Alors que les mouvements pentecôtistes et charismatiques attirent de plus en plus, tout particulièrement au sein de la population ouvrière, et dans certaines régions comme l’Extrême-Orient russe, les missionnaires sont régulièrement inquiétés dans le cadre de la loi anti-terroriste « Iarovaia » (du nom de la députée de Russie unie qui a présenté le projet à la Douma en 2016). Le pouvoir cherche à garder le contrôle des groupes religieux venant d’Occident. Le traitement médiatique des baptistes-initsiativniki, qui défendent ardemment leur indépendance par rapport au pouvoir politique par l’objection de conscience et par le refus de s’enregistrer et de voter, diffère peu de celui subi en Union soviétique dans les années 1970-80. Mais le rapport de SOVA montre que les restrictions religieuses ne touchent pas uniquement les religions dites non traditionnelles, mais aussi les religions dites traditionnelles. L’ONG de défense des droits de l’homme mentionne ainsi le cas de six citoyens israéliens ayant été verbalisés pour avoir allumé des bougies de Hanouka dans le bureau du Centre de la Kabbale à Moscou ; des organisations musulmanes « traditionnelles » auraient également été inquiétées. Elle ajoute que « de nombreuses organisations préfèrent ne pas donner de publicité aux actions menées contre elles ». Ces quelques exemples montrent combien la pratique, marquée par le flou et l’arbitraire, reste aujourd’hui bien éloignée des principes énoncés dans la Stratégie de la politique nationale de la Russie jusqu’en 2025.

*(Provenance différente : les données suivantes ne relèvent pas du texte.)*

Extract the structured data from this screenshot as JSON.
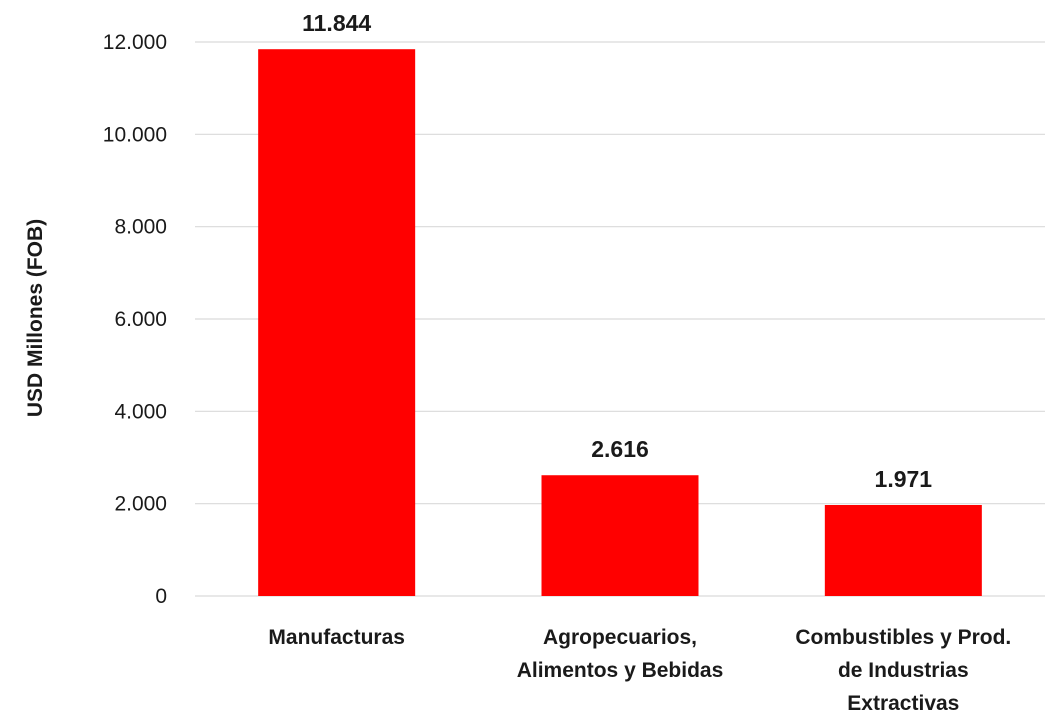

  • 1. Lors de l’ouverture de la Xème Assemblée du Monde russe (2016), c’est ainsi que le patriarche Kirill précisait la place de l’orthodoxie dans la formation de l’Etat plurinational : “Nous parlons de l’Eglise orthodoxe russe comme d’une force morale dominante qui a assuré les conditions d’existence du Monde russe. S’il n’y avait pas l’orthodoxie, la Russie, grande et multinationale, n’existerait pas, le Monde russe non plus, car dans ce Monde russe et en Russie les autres ne se sentiraient pas à l’aise et ils lutteraient contre un centre qui écraserait leur identité. (« Doklad svjatejšego Patriarha Kirilla na X Assamblee Fonda « Russkij mir », 3 novembre 2016, [URL : http://www.patriarchia.ru/db/text/4658869.html].
  • 2. Voir Valery Tichkov, « L'unité dans la diversité : la Russie comme État-nation », Revue internationale et stratégique, vol. 92, n° 4, 2013, p. 87-96.
  • 3. [URL : http://pravo.gov.ru/proxy/ips/?docbody&link_id=0&nd=102161949]
  • 4. « Russe » se dit dans la langue russe de deux façons : rousskiï et rossiïskiï. Depuis le début des années 1990, le pays, en recherche d’identité, se débat avec l’usage de ces deux termes pour la définition du « peuple » [narod] qui habite la Fédération de Russie. En fait, le premier terme renvoie à une définition ethnique du peuple, alors que le second, souvent traduit par russien, à une définition civique, étatique. A cela s’ajoutent une polysémie du terme narod, souvent confondu avec les notions de nation, ethnie ou population, mais aussi l’acception confuse du mot natsia. Comme le constate le socio-linguiste Sergueï Sakhno, si le terme de « rousskiï narod » et « rousskaia natsia » sont fréquents, ceux de rossiïskaia natsia ou natsia rossiian sont sources de polémiques. Voir Sergueï Sakhno, « « Peuple », « nation » et « ethnos » dans le discours russe », Strates, n°12, 2006, [ URL : http://journals.openedition.org/strates/1802].
  • 5. Voir le dossier "Bon" islam versus "mauvais" islam dans le Caucase du Nord : un jeu dangereux, [URL : /ceri/oir/bulletin?12]
  • 6. Olga Sibireva, « Problemy realizacii svobody sovesti v Rossii v 2018 godu », 14 mars 2019, [URL : https://www.sova-center.ru/religion/publications/2019/03/d40762/].
  • 7. Le procès du militant danois Dennis Christensen, condamné le 6 février 2019 à six ans de prison pour « activités dans une organisation extrémiste », a fait grand bruit.